Methadone-associated long QT syndrome: Improving pharmacotherapy for dependence on illegal opioids and lessons learned for pharmacology

Georg B. Ehret, Jules A. Desmeules, Barbara Broers

Research output: Contribution to journalReview articlepeer-review

Abstract

Methadone is used as the pharmacologic mainstay for substitution for illegal opiates and as analgesic for chronic or cancer-related pain. Given the benefits of methadone substitution for illicit opioids, the finding of an association between methadone and prolongation of cardiac depolarization (QT prolongation) and torsades de pointes is of great concern. QT prolongation can occur with many drugs and is a potentially lethal adverse drug reaction, necessitating risk monitoring and therapeutic alternatives in some patients. Recent studies suggest that QT prolongation with methadone is context dependent: occurrence is more frequent with high doses of methadone, concomitant administration of CYP3A4 inhibitors, hypokalemia, hepatic failure, administration of other QT prolonging drugs and pre-existing heart disease. The valued benefit of methadone substitution therapy on the one hand and the increased cardiovascular risk in particular situations on the other illustrate the difficulties in dealing with drug-induced QT prolongation in general.

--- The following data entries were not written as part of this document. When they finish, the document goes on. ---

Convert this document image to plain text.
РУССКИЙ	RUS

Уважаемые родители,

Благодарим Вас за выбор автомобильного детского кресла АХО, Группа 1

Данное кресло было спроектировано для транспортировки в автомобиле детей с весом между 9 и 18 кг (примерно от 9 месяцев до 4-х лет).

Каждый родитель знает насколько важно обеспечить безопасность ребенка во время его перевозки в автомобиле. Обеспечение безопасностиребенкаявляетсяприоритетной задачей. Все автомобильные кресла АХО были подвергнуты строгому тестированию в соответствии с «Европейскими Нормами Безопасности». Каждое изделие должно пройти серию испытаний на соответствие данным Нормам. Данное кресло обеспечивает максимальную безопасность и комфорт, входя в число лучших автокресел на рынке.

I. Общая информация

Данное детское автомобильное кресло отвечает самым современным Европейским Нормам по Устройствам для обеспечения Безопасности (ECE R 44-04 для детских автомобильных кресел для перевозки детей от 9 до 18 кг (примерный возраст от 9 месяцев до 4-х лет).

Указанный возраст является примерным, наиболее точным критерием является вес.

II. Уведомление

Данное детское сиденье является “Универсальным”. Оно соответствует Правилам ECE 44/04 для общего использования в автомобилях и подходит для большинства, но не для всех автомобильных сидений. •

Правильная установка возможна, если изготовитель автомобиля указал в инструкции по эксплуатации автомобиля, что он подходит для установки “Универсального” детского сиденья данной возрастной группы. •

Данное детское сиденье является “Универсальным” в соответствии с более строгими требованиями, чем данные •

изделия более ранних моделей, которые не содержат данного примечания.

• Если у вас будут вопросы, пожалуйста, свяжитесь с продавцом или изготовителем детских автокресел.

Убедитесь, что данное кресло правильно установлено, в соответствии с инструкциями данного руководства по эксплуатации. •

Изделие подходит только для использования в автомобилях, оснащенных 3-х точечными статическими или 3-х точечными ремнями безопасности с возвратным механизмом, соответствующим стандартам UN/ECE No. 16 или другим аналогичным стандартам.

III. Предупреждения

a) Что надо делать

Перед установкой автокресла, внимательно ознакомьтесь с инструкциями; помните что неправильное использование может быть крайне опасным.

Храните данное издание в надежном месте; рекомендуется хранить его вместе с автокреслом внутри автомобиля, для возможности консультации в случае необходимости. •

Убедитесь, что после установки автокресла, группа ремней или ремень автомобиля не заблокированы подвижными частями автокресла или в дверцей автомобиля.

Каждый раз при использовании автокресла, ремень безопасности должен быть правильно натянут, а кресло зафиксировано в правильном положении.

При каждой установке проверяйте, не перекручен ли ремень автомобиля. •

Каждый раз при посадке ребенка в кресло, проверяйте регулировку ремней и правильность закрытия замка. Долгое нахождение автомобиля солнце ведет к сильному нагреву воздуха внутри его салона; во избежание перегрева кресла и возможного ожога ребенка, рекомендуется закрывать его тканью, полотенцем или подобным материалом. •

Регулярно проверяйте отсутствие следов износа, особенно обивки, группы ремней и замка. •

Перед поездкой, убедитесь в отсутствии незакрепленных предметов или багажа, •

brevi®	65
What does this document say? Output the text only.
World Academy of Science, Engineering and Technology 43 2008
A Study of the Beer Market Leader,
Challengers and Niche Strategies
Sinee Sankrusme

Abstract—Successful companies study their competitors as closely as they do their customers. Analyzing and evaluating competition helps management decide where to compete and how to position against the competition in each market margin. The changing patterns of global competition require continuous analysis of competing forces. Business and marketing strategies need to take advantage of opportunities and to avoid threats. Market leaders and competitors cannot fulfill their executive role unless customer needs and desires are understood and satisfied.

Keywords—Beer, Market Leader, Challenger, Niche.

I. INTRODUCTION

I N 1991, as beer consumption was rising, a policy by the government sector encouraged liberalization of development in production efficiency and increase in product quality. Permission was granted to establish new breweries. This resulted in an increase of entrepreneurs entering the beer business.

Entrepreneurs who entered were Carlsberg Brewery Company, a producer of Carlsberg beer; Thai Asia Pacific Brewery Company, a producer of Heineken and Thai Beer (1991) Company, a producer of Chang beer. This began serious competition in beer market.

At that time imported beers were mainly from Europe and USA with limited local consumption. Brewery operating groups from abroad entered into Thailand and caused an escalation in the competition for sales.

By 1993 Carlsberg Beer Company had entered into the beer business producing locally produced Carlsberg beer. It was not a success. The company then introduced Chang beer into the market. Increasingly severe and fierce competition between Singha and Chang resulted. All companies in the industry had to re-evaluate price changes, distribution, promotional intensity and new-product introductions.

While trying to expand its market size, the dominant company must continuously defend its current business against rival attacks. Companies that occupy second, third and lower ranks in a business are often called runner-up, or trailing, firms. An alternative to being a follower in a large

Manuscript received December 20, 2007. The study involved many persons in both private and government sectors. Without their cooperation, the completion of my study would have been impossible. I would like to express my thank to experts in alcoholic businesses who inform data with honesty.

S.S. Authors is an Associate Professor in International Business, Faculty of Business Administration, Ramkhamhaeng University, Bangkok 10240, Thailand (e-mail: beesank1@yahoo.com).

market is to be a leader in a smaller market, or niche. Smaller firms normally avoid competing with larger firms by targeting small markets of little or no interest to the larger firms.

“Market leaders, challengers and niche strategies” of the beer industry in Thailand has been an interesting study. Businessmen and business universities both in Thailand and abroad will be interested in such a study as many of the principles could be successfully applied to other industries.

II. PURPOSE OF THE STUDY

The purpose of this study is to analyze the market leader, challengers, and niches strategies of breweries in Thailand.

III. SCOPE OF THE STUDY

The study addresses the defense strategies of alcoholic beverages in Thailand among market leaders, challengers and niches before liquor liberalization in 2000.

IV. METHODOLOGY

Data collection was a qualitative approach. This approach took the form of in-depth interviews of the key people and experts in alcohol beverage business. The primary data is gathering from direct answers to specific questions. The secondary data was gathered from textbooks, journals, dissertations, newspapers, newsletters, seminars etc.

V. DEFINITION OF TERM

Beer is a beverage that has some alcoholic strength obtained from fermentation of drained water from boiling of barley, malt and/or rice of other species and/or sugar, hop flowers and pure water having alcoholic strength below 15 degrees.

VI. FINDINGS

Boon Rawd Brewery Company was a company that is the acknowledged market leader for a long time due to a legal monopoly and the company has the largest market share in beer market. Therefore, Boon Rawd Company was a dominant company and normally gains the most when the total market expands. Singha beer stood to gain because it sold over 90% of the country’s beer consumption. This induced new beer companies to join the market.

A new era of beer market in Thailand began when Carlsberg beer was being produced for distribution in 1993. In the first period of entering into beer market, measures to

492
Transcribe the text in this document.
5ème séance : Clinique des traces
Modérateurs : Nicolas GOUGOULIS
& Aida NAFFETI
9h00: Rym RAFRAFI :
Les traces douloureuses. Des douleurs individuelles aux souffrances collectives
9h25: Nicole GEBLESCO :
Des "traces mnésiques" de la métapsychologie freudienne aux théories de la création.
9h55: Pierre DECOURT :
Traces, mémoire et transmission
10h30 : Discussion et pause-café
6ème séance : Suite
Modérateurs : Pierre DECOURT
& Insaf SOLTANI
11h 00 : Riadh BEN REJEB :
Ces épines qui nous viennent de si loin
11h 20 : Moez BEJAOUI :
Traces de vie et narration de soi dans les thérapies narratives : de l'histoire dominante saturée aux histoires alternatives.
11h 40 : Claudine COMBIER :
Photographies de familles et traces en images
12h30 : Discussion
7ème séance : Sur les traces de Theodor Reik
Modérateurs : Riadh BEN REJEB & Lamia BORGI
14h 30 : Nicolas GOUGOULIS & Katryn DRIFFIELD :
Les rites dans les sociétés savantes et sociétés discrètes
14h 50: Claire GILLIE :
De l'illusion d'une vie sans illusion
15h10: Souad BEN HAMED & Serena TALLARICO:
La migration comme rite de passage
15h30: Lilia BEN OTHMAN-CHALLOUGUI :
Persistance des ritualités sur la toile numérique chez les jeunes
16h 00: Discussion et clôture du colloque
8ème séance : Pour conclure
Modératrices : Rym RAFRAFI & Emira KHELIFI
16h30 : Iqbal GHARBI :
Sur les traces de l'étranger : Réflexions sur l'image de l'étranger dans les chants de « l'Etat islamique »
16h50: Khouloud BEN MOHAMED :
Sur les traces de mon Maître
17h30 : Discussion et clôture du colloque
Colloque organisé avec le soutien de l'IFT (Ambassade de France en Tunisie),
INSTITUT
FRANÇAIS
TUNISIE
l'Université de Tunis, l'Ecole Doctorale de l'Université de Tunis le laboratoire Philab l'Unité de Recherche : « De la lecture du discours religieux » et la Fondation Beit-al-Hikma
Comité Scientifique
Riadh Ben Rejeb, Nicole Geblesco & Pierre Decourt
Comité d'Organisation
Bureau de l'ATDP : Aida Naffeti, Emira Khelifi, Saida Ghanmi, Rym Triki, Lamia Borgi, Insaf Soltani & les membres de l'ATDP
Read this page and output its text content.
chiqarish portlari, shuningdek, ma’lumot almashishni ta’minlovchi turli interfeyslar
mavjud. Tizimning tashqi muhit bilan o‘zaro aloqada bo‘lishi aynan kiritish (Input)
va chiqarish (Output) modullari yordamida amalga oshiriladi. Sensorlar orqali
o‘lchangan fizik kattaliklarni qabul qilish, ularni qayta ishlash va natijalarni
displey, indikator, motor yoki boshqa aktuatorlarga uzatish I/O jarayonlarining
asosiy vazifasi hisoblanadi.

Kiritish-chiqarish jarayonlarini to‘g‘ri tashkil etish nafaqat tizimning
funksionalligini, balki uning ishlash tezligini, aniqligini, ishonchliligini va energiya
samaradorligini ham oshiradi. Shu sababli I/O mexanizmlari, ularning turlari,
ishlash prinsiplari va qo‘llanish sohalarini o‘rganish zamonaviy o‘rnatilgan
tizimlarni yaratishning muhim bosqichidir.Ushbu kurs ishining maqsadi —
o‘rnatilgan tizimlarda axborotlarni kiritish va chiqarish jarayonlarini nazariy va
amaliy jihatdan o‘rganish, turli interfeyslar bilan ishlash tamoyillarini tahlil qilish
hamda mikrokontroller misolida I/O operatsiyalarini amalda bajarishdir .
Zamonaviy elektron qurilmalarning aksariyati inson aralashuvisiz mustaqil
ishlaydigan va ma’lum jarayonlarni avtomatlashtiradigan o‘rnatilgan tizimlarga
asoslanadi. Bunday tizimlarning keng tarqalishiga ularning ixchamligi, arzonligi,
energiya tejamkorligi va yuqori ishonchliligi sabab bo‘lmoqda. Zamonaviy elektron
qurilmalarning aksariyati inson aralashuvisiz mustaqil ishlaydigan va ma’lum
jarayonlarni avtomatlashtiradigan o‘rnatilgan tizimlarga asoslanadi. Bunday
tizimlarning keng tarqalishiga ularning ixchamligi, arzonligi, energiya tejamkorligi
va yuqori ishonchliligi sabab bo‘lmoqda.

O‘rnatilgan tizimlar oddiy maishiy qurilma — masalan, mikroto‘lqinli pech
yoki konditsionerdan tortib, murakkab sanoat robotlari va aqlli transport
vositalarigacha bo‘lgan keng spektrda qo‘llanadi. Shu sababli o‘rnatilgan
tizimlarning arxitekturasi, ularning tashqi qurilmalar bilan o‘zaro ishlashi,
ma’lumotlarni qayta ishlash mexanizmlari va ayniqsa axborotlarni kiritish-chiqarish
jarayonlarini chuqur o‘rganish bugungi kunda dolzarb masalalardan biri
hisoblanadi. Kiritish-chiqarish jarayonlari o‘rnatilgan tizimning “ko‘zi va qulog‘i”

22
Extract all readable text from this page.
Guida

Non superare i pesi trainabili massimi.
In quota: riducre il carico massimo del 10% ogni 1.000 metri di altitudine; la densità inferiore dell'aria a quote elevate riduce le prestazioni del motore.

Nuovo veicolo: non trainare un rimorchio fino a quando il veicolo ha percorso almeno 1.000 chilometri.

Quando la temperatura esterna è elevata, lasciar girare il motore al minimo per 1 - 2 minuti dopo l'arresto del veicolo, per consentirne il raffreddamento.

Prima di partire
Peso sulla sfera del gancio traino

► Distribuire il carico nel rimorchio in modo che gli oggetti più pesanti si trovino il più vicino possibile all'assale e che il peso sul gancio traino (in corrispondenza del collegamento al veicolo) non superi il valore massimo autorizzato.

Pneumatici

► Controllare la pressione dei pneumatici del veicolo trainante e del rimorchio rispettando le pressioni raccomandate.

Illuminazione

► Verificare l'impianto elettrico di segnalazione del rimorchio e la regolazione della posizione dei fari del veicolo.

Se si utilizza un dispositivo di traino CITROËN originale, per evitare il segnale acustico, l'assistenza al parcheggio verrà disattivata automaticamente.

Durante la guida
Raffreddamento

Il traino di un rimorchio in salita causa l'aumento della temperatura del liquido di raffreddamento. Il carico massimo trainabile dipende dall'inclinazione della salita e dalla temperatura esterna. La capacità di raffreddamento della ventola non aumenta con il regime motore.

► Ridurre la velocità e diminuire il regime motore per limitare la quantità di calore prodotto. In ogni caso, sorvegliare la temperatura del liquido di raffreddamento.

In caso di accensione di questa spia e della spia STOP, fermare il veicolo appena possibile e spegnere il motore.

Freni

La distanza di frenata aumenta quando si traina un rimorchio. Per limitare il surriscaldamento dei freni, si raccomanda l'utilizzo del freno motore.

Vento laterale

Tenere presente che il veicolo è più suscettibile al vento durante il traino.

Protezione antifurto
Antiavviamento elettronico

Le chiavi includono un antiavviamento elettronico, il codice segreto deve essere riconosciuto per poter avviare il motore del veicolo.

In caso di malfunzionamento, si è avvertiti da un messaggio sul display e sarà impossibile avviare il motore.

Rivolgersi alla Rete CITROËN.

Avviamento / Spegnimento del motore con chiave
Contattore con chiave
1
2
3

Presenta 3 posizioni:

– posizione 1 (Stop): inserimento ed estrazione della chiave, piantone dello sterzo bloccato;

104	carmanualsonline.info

Original languageEnglish (US)
Pages (from-to)289-303
Number of pages15
JournalExpert Opinion on Drug Safety
Volume6
Issue number3
DOIs
StatePublished - May 2007

Keywords

  • Adverse drug reaction
  • Cardiovascular
  • Complex disease genetics
  • Methadone
  • QT
  • QTc
  • Torsades de pointes

ASJC Scopus subject areas

  • Pharmacology (medical)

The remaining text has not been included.